Wahrsager is seeking a court hearing on the amount of compensation that the receiver, Friedman, and his agent running NYMP, TRG Associates, Inc., are receiving.
Wahrsager claims in his affidavit that the receiver and his attorney and other professionals have been paid nearly $644,000 between Jan. 5 and March 31 of this year. Yet, Wahrsager contends, “in consideration of these payments the receiver has not restructured or turned around the company, but has instead created a cash shortfall,” which Wahrsager says exceeds $1.2 million.
He told SSN that in four months, the receiver has lost more than $100,000 worth of RMR and about 900 accounts and has made mistakes that include failing to bid for a $1.5 million New York City Department of Education contract NYMP previously had, sending fire techs out to repair burglar alarms, and not hiring sales staff. NYMP sales staff left after the lawsuit was filed, Wahrsager said.
Wahrsager told SSN that the receiver is trying to fire him because he is shining “a high intensity light on what’s going on.”
Wahrsager’s attorney, Gary Fischoff, in an affidavit said his client is “akin to a whistleblower.” Fischoff said that the receiver has told Wahrsager not to come to the office during business hours and that “he will shortly be fired.”
Fischoff contends the receiver needs to work with Wahrsager “as a team, with Mr. Wahrsager utilizing his years of experience as a manager in the security and fire alarm field while the receiver remains to manage the finances of NYMP, thereby protecting the interest of Bank of America.”
Wayne Wahrsager and NYMP also are defendants in another lawsuit filed Feb. 19 in the same federal court.
That breach of contract lawsuit also names other defendants, including NationWide Digital Monitoring Co., under its corporate name of NationWide Central Station Monitoring Corp., and Aaron Wahrsager, who is president of that company and Wayne Wahrsager’s son.

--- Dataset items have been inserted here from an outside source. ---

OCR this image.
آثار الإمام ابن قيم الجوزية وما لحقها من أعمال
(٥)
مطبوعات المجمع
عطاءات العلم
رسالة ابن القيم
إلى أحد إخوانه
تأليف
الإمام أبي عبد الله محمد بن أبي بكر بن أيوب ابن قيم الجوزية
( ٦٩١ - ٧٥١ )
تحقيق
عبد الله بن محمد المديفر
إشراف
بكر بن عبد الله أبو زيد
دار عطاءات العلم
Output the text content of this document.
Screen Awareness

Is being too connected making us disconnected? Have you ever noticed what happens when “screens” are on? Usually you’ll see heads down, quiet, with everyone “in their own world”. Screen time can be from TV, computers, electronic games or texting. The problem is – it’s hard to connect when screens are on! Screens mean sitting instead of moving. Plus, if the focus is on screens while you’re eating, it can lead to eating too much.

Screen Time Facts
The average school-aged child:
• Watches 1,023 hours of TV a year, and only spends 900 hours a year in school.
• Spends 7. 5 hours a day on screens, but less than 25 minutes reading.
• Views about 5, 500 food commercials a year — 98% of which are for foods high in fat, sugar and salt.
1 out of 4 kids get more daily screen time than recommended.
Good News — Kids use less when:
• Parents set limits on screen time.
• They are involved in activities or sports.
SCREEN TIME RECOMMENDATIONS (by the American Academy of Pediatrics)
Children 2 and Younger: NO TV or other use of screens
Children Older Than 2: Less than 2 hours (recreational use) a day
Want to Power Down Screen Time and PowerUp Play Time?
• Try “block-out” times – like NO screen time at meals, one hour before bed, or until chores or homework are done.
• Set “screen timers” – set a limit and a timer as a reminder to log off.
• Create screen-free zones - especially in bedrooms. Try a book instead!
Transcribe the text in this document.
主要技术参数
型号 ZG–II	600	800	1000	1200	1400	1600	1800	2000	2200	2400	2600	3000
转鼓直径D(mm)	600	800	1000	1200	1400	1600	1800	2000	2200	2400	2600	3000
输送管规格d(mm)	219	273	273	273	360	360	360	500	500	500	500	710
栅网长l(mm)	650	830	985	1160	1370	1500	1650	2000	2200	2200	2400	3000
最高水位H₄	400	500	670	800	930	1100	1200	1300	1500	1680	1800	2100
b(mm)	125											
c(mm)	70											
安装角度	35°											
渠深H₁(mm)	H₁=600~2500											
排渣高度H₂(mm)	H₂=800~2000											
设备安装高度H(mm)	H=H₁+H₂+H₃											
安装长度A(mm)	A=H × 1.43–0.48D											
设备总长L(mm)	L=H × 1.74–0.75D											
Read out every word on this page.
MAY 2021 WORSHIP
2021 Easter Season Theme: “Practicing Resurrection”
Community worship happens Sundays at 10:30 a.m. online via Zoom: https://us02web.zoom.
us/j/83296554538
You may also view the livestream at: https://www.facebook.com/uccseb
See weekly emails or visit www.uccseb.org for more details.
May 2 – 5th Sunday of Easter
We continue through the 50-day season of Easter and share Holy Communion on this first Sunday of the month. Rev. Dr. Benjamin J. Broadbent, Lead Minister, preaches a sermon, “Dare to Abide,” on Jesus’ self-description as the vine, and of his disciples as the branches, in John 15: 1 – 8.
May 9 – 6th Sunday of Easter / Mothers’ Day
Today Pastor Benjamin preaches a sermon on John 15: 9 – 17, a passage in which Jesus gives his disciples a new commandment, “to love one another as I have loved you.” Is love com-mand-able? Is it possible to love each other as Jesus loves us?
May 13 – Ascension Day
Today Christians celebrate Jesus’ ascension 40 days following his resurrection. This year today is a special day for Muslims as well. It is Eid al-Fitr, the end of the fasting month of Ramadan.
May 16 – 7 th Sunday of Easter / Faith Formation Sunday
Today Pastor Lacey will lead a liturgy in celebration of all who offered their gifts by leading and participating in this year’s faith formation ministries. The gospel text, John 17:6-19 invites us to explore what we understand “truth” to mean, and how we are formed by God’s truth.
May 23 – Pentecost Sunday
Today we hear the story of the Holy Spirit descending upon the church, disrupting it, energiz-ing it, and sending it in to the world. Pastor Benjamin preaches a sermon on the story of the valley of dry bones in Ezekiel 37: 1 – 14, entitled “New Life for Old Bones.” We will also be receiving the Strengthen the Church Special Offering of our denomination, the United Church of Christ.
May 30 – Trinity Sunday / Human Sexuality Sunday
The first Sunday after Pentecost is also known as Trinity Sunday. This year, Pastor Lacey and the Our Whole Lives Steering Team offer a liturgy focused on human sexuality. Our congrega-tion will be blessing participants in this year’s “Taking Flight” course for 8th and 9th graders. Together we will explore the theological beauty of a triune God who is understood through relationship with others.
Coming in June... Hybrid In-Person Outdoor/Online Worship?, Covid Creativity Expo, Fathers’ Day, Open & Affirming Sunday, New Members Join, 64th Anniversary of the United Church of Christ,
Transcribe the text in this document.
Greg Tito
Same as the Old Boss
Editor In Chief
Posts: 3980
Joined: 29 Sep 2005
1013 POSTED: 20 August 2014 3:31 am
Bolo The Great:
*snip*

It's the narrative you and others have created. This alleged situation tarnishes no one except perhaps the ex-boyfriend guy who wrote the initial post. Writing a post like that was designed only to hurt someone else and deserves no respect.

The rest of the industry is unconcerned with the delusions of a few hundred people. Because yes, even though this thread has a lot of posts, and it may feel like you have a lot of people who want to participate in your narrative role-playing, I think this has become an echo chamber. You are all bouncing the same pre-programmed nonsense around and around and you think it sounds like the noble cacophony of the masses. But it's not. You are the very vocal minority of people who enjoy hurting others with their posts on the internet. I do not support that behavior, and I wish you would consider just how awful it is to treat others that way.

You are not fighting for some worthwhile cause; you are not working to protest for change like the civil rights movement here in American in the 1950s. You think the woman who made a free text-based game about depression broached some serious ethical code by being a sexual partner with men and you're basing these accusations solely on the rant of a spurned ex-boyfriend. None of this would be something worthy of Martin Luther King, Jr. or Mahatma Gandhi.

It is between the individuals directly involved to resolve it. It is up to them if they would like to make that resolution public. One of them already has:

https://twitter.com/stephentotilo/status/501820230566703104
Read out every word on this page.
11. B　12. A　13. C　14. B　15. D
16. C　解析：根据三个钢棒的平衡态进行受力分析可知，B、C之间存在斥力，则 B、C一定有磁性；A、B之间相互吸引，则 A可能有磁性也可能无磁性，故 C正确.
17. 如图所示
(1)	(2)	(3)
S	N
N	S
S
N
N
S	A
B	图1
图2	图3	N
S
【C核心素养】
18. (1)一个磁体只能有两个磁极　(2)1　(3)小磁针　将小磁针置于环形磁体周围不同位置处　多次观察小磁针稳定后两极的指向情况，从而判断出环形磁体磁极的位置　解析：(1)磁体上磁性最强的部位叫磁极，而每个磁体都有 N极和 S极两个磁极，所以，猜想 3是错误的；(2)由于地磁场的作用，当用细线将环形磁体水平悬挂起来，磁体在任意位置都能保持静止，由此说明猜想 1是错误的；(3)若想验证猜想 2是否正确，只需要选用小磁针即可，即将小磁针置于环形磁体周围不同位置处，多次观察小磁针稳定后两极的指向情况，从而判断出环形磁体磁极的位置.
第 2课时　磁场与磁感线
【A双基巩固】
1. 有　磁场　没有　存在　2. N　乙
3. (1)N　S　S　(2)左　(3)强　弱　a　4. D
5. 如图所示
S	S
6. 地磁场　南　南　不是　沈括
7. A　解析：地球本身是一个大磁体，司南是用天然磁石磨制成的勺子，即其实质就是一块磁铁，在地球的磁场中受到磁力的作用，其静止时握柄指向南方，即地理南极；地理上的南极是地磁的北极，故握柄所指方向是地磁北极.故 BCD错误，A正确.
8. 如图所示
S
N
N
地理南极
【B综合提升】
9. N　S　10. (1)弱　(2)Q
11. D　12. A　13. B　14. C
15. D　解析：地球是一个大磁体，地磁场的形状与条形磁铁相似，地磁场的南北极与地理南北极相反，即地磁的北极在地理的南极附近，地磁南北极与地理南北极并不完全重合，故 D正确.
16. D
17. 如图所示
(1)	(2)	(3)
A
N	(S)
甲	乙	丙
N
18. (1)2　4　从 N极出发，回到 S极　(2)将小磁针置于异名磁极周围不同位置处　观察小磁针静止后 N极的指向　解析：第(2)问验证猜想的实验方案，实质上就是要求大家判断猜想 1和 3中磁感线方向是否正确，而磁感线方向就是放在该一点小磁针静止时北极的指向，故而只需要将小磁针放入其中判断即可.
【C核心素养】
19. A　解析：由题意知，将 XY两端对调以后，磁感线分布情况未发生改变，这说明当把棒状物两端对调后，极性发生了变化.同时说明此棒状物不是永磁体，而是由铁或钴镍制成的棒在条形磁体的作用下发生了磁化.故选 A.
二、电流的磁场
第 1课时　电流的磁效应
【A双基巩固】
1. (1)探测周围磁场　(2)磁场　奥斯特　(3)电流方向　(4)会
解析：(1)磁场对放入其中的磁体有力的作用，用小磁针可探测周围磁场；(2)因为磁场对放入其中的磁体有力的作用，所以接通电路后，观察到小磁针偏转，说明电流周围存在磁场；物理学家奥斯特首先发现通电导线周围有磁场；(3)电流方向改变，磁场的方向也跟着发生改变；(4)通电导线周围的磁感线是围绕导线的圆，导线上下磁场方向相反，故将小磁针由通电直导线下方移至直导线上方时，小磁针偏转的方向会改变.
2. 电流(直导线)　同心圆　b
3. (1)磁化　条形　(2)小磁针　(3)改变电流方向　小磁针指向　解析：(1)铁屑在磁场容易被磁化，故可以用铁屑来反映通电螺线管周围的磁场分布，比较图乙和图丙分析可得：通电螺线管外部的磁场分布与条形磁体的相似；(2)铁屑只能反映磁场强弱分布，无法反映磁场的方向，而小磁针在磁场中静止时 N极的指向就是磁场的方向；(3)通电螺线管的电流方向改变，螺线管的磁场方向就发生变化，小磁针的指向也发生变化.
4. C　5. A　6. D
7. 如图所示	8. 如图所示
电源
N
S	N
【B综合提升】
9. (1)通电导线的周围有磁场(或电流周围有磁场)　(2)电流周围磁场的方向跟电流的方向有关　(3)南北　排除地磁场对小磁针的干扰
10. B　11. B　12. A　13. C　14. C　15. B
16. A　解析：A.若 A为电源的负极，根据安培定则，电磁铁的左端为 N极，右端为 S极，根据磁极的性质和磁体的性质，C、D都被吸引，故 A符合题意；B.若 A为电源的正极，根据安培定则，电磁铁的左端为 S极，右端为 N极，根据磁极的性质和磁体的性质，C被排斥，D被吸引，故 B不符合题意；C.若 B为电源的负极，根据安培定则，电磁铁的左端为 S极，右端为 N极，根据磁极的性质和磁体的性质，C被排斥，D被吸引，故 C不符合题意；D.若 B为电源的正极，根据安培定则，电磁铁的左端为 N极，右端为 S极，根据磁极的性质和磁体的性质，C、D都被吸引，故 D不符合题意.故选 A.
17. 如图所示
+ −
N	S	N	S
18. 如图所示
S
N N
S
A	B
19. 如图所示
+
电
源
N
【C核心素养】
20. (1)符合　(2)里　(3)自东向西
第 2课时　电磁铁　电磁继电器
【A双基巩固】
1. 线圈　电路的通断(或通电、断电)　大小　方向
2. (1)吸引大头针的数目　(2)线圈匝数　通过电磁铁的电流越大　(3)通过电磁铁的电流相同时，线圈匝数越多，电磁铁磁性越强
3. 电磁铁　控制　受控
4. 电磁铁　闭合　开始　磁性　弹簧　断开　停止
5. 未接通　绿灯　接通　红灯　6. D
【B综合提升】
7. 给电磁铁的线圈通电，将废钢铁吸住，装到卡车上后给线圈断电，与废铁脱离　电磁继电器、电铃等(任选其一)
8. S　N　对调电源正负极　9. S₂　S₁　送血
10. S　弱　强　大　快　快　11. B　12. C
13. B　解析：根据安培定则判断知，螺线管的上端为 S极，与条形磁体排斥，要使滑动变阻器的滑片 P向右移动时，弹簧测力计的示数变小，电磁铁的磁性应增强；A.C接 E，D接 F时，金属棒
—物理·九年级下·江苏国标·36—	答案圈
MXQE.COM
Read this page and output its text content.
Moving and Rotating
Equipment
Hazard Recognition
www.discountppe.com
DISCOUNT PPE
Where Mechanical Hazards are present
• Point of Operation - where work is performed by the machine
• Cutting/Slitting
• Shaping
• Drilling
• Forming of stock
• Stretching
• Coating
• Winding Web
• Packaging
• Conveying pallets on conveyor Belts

That lawsuit, filed by the NYMP receiver, Friedman, alleges the defendants transferred “a significant portion” of the assets of NYMP to NationWide “for no consideration in an effort to prevent Bank of America, its secured creditor, from recovering upon its $17,500,000 unpaid loan to NYMP.”
The lawsuit further claims the defendants “intentionally sabotaged, and continue to sabotage to this day, the remaining business of NYMP” to thwart Bank of America and the receiver of NYMP from collecting any judgment.
Aaron and Wayne Wahrsager deny those allegations.
Aaron Wahrsager also has told SSN that the lawsuit has nothing to do with a recent decision by gun manufacturer Smith & Wesson to terminate its licensing agreement with NationWide as of this past March 31.
Both Aaron and Wayne Wahrsager stressed that NationWide has no legal connection to NYMP and was not a guarantor of the $17.5 million loan.
However, Wayne Wahrsager told SSN that he believes the lawsuits “muddied up the waters” regarding the licensing agreement.